To what extent? That’s up to them.

“It’s really this interactive experience, where as deep as the fans want to go and get involved in, [they can],” CEO Sohrob Farudi told Mile High Sports. “If these guys want to go down the rabbit hole, the rabbit hole is there for them to just keep on going.”

A FANchise-owned team has one purpose: serve the fans, whatever that means.

If you want to dive into the minutia of the game — scouting, play calling, roster building — you can. If you simply want to play a role in the big-picture decisions — logos, names, color schemes — you can. It’s up to you.

A year ago, Project FANchise purchased their first Indoor Football League (IFL) team, and ceded full control to the fans, allowing them to decide where to play (Salt Lake City, Utah), what to be called (Screaming Eagles) and what colors they would wear (red, white and blue).

And they did all this with no checks and balances. Whatever the fans say goes.

“If you name us Teamy McTeamface, we’re going to be Teamy McTeamface,” Co-Founder Patrick Dees said.

(Teamy McTeamface actually finished in third place with six percent of the vote.)

And with the Colorado Crush, Project FANchise’s second IFL team, you can now vote for the team’s next head coach, and before long, you’ll be able to help construct the roster that will lead the team into the 2017 IFL season.

It’s a grand idea, but it doesn’t stop there.

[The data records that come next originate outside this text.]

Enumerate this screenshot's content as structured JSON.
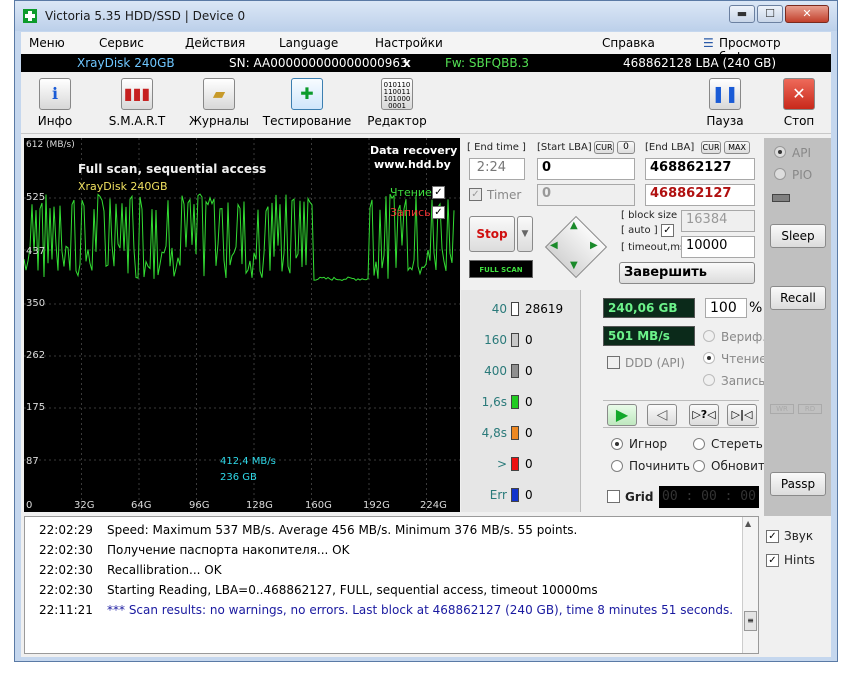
{
  "window": {
    "title": "Victoria 5.35 HDD/SSD | Device 0",
    "min": "▬",
    "max": "☐",
    "close": "✕"
  },
  "menu": {
    "items": [
      "Меню",
      "Сервис",
      "Действия",
      "Language",
      "Настройки",
      "Справка"
    ],
    "buffer": "Просмотр буфера"
  },
  "infobar": {
    "model": "XrayDisk 240GB",
    "sn": "SN: AA000000000000000963",
    "x": "x",
    "fw": "Fw: SBFQBB.3",
    "lba": "468862128 LBA (240 GB)"
  },
  "toolbar": {
    "info": "Инфо",
    "smart": "S.M.A.R.T",
    "logs": "Журналы",
    "test": "Тестирование",
    "editor": "Редактор",
    "pause": "Пауза",
    "stop": "Стоп"
  },
  "graph": {
    "ymax_label": "612 (MB/s)",
    "yticks": [
      "525",
      "437",
      "350",
      "262",
      "175",
      "87"
    ],
    "xticks": [
      "0",
      "32G",
      "64G",
      "96G",
      "128G",
      "160G",
      "192G",
      "224G"
    ],
    "headline": "Full scan, sequential access",
    "device": "XrayDisk 240GB",
    "brand1": "Data recovery",
    "brand2": "www.hdd.by",
    "read_label": "Чтение",
    "write_label": "Запись",
    "speed_now": "412,4 MB/s",
    "pos_now": "236 GB",
    "colors": {
      "line": "#33dd33",
      "grid": "#3a3a3a",
      "text": "#00e0e0"
    },
    "chart_data": {
      "type": "line",
      "ylim": [
        0,
        612
      ],
      "xlim": [
        0,
        240
      ],
      "ylabel": "(MB/s)",
      "note": "green speed trace, mostly oscillating 380-530 MB/s with a flat ~380 segment around 150-175 GB"
    }
  },
  "controls": {
    "end_time_label": "[ End time ]",
    "start_lba_label": "[Start LBA]",
    "cur1": "CUR",
    "zero": "0",
    "end_lba_label": "[End LBA]",
    "cur2": "CUR",
    "max": "MAX",
    "end_time": "2:24",
    "start_lba": "0",
    "end_lba": "468862127",
    "timer_label": "Timer",
    "timer_val": "0",
    "end_lba2": "468862127",
    "stop_btn": "Stop",
    "full_scan": "FULL SCAN",
    "block_size_label": "[ block size ]",
    "auto_label": "[ auto ]",
    "block_size": "16384",
    "timeout_label": "[ timeout,ms ]",
    "timeout": "10000",
    "finish": "Завершить"
  },
  "stats": {
    "rows": [
      {
        "label": "40",
        "count": "28619",
        "color": "#ffffff"
      },
      {
        "label": "160",
        "count": "0",
        "color": "#c8c8c8"
      },
      {
        "label": "400",
        "count": "0",
        "color": "#909090"
      },
      {
        "label": "1,6s",
        "count": "0",
        "color": "#22cc22"
      },
      {
        "label": "4,8s",
        "count": "0",
        "color": "#ee8822"
      },
      {
        "label": ">",
        "count": "0",
        "color": "#ee1111"
      },
      {
        "label": "Err",
        "count": "0",
        "color": "#1133cc"
      }
    ],
    "gb_done": "240,06 GB",
    "percent": "100",
    "pct_sign": "%",
    "speed": "501 MB/s",
    "ddd": "DDD (API)",
    "verify": "Вериф.",
    "read": "Чтение",
    "write": "Запись",
    "ignore": "Игнор",
    "erase": "Стереть",
    "repair": "Починить",
    "refresh": "Обновить",
    "grid": "Grid",
    "clock": "00 : 00 : 00"
  },
  "right": {
    "api": "API",
    "pio": "PIO",
    "sleep": "Sleep",
    "recall": "Recall",
    "passp": "Passp",
    "wr": "WR",
    "rd": "RD"
  },
  "log": [
    {
      "time": "22:02:29",
      "text": "Speed: Maximum 537 MB/s. Average 456 MB/s. Minimum 376 MB/s. 55 points.",
      "color": "#000000"
    },
    {
      "time": "22:02:30",
      "text": "Получение паспорта накопителя... OK",
      "color": "#000000"
    },
    {
      "time": "22:02:30",
      "text": "Recallibration... OK",
      "color": "#000000"
    },
    {
      "time": "22:02:30",
      "text": "Starting Reading, LBA=0..468862127, FULL, sequential access, timeout 10000ms",
      "color": "#000000"
    },
    {
      "time": "22:11:21",
      "text": "*** Scan results: no warnings, no errors. Last block at 468862127 (240 GB), time 8 minutes 51 seconds.",
      "color": "#1a1aa0"
    }
  ],
  "bottomright": {
    "sound": "Звук",
    "hints": "Hints"
  }
}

“Our short-term goal, in the next five years, would be to have an entire league run by the fans,” Farudi said. “I love this game, the indoor, the arena game, the closeness that fans have to that sport — guys coming over the wall, balls in the stands, after the game 6-year-olds running onto the field getting autographs — this game is built for what we’re doing, because they’re already together; we’re just bringing it closer.

“So I think we can, as a league, change into the Interactive Football League, this whole new way of experiencing a league as a fan base.”

And the long-term goal? Of course, an NFL franchise. But that’s a long ways away. For now, they’re more than happy to have the support of Al Wilson, five-time Pro Bowl linebacker for the Denver Broncos and co-owner of the Colorado Crush.

“It’s been amazing, man,” Wilson said. “Just the way everybody is embracing the idea is what sold me on it. We’ve talked about it for a long time, and when I first heard about what these guys were doing, of course it makes you think, ‘Is it really going to work?’ But the idea was genius. And as I tell people about it and people started listening about what we’re doing, they’re like, ‘Man, I want to be a part of it. What do I need to do?’ The fans have absolutely embraced it.”

The game of football is evolving, almost as quickly as the technology around it. Put them together and you might just be looking at the future of sports.

Four months from now, the Colorado Crush will begin kicking off their first season as a FANchise team up at Budweiser Events Center in Loveland, Colorado. Make sure you’re there to help make history.